To sum up, I’d say that what makes great characters is a combination of their unique human failings and how easily the readers can relate their concerns. My own characters tend to be regular people who are caught up in extraordinary events or are gifted with extraordinary powers.
In Wonder Guy, the first full-length novel in my Fairy Godmothers’ Union series, Greg Roberts and Gloria Torkensen start out this way. They’re regular people, just living their lives. Greg is more into the world of science, comics, his head than the world around him. Gloria is overly concerned with conventional practicality, and is at risk of losing the chance at a life that will fully engage her passions. The events of the story – which include magic, superpowers, a murder mystery, giant mosquitoes, dinosaurs and evil fae – force them both to grow, to realize their greater potential. Greg involves himself in the world and becomes a true hero; Gloria discovers her capacity for truly passionate, selfless love.

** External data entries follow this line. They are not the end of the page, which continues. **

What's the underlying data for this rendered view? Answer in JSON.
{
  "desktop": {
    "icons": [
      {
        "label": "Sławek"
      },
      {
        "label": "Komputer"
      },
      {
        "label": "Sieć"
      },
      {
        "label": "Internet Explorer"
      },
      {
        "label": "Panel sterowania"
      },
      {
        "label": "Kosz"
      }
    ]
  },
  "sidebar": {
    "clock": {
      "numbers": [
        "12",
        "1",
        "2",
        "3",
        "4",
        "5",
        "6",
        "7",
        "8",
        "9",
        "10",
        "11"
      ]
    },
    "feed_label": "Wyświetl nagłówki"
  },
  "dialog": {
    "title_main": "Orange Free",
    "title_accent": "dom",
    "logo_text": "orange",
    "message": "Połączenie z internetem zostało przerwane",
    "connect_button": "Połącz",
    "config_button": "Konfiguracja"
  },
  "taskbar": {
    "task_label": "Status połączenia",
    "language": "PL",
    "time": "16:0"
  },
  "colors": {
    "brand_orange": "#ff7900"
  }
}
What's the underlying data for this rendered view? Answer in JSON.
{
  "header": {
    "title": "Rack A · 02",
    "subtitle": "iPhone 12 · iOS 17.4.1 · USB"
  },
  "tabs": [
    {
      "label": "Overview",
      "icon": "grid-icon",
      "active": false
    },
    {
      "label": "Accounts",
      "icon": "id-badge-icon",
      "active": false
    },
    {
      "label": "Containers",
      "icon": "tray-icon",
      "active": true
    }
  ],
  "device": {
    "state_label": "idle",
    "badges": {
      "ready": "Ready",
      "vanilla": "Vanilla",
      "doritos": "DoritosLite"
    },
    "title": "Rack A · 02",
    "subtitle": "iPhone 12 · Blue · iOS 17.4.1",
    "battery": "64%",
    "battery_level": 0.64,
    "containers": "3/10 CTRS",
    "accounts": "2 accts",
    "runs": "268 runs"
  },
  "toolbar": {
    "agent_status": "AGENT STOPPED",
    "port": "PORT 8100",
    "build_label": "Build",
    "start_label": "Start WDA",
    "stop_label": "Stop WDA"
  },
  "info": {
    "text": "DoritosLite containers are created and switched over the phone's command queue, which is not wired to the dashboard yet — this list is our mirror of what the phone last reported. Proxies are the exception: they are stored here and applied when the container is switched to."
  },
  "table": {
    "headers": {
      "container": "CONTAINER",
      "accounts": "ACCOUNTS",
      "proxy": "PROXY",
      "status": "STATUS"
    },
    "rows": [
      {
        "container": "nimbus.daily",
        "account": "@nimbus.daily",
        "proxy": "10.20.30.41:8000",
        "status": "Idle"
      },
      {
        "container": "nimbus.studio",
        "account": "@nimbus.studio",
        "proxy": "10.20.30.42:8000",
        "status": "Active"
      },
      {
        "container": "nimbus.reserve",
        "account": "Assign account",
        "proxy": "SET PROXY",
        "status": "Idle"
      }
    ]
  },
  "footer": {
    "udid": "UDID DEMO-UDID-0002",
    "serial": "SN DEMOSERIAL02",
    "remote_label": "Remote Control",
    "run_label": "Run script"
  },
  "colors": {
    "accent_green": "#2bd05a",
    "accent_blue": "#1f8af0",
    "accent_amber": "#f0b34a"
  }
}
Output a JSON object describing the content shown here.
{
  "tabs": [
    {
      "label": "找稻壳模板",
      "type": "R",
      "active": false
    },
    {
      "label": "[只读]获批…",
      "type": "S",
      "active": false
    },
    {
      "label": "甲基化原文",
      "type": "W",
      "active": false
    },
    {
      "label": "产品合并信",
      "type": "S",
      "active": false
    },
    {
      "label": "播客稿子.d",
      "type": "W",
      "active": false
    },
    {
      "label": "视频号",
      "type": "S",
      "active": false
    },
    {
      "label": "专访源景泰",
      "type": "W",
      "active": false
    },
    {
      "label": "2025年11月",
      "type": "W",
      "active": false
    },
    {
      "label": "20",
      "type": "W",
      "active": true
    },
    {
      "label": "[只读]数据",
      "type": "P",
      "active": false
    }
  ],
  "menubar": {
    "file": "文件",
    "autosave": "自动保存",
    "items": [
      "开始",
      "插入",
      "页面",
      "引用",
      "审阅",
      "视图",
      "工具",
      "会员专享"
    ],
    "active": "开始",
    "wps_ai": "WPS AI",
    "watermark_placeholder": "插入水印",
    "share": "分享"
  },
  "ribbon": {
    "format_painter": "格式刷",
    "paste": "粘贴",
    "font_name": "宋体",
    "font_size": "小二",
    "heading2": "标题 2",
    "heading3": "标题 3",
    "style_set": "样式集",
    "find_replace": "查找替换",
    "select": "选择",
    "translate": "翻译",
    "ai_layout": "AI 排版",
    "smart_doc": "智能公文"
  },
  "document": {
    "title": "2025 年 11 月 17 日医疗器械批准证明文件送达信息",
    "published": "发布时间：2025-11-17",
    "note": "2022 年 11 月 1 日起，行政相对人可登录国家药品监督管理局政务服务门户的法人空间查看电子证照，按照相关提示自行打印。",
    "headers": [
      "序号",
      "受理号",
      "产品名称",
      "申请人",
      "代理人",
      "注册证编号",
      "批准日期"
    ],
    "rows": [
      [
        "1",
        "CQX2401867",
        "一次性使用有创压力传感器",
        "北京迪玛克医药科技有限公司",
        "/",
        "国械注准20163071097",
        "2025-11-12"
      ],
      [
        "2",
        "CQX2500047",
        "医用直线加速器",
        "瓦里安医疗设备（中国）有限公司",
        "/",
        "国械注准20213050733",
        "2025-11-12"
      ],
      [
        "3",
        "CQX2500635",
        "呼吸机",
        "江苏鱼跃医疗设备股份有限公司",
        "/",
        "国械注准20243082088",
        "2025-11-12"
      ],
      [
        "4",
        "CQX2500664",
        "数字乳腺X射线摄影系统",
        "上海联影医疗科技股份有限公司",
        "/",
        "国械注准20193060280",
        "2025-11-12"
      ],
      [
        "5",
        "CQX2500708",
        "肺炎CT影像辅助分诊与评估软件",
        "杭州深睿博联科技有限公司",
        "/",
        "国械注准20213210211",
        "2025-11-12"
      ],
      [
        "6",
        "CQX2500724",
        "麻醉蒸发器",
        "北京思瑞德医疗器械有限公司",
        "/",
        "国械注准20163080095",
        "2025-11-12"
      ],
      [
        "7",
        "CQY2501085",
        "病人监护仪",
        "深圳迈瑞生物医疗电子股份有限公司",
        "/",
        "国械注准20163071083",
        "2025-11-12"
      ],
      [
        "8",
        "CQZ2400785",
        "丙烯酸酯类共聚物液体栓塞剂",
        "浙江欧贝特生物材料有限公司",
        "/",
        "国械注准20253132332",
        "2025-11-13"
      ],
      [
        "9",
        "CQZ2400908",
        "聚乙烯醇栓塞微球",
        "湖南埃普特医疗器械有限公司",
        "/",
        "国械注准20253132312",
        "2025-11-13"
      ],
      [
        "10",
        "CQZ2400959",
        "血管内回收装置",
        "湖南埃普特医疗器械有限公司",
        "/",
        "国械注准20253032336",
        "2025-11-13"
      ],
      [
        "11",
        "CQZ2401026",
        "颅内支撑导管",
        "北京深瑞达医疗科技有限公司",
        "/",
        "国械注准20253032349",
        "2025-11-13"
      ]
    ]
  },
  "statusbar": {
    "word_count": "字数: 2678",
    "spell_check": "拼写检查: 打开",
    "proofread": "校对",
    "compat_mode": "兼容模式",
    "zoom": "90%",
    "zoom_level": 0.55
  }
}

In my first full-length novel, Spirited, working artist Amelia Swenson accidentally unleashes a djinni and an evil succubus demon into the world and must deal with the consequences, seeking freedom for the handsome djinni and a way to save the world from the dangerous demon, traveling to the ancient past and rediscovering a capacity to love that she’d thought lost forever.
My Team Guardian stories involve people whose lives were changed forever when a Probability Bomb endowed them with special powers. They band together, the only ones capable of policing the rogue Talents among them. Thrown together while confronting these rogues, various members of the team find love and meaning in each story.